Should I base daily loss on balance or equity?

Equity-based checks are safer because they include floating losses. If your rule set counts only closed P/L, you can still use equity for protection to avoid accidental breaches.

Will “close all positions” always close instantly at my price?

No. In fast markets you may get slippage or partial fills. That’s exactly why the daily-loss logic should be conservative and why you should test on demo in volatile conditions.
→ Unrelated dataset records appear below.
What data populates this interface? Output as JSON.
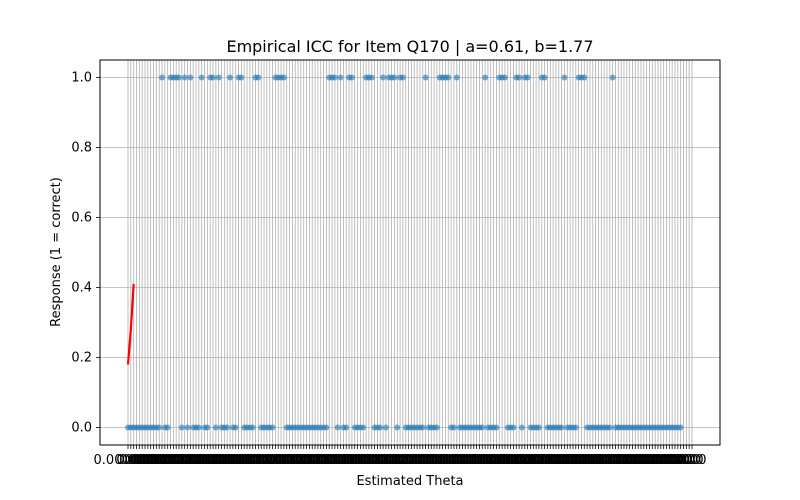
{
  "chart_data": {
    "type": "scatter",
    "title": "Empirical ICC for Item Q170 | a=0.61, b=1.77",
    "xlabel": "Estimated Theta",
    "ylabel": "Response (1 = correct)",
    "ylim": [
      -0.05,
      1.05
    ],
    "y_ticks": [
      "0.0",
      "0.2",
      "0.4",
      "0.6",
      "0.8",
      "1.0"
    ],
    "x_axis": "categorical",
    "x_category_count": 200,
    "grid": true,
    "point_color": "#1f77b4",
    "curve_color": "#ff0000",
    "responses": [
      0,
      0,
      0,
      0,
      0,
      0,
      0,
      0,
      0,
      0,
      0,
      0,
      1,
      0,
      0,
      1,
      1,
      1,
      1,
      0,
      1,
      0,
      1,
      0,
      0,
      0,
      1,
      0,
      0,
      1,
      1,
      0,
      1,
      0,
      0,
      0,
      1,
      0,
      0,
      1,
      1,
      0,
      0,
      0,
      0,
      1,
      1,
      0,
      0,
      0,
      0,
      0,
      1,
      1,
      1,
      1,
      0,
      0,
      0,
      0,
      0,
      0,
      0,
      0,
      0,
      0,
      0,
      0,
      0,
      0,
      0,
      1,
      1,
      1,
      0,
      1,
      0,
      0,
      1,
      1,
      0,
      0,
      0,
      0,
      1,
      1,
      1,
      0,
      0,
      0,
      1,
      0,
      1,
      1,
      1,
      0,
      1,
      1,
      0,
      0,
      0,
      0,
      0,
      0,
      0,
      1,
      0,
      0,
      0,
      0,
      1,
      1,
      1,
      1,
      0,
      0,
      1,
      0,
      0,
      0,
      0,
      0,
      0,
      0,
      0,
      0,
      1,
      0,
      0,
      0,
      0,
      1,
      1,
      1,
      0,
      0,
      0,
      1,
      1,
      0,
      1,
      1,
      0,
      0,
      0,
      0,
      1,
      1,
      0,
      0,
      0,
      0,
      0,
      0,
      1,
      0,
      0,
      0,
      0,
      1,
      1,
      1,
      0,
      0,
      0,
      0,
      0,
      0,
      0,
      0,
      0,
      1,
      0,
      0,
      0,
      0,
      0,
      0,
      0,
      0,
      0,
      0,
      0,
      0,
      0,
      0,
      0,
      0,
      0,
      0,
      0,
      0,
      0,
      0,
      0,
      0
    ],
    "fitted_curve": {
      "name": "",
      "points": [
        [
          0,
          0.18
        ],
        [
          1,
          0.28
        ],
        [
          2,
          0.41
        ]
      ]
    }
  }
}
How do I stop the EA from opening new trades after the kill switch triggers?

Gate your entry logic behind a single condition:

  • If KillSwitch == true, do not place new orders (and optionally display an on-chart warning).

Do I also need to delete pending orders?

Usually yes. Pending orders can trigger new exposure even after you closed current positions, especially if price whipsaws.

What about prop firm rules with a specific “trading day” reset time?

Use a configurable RolloverHourServer and compute the session start using broker server time. Verify the broker’s server timezone and your prop firm’s rule definition before going live.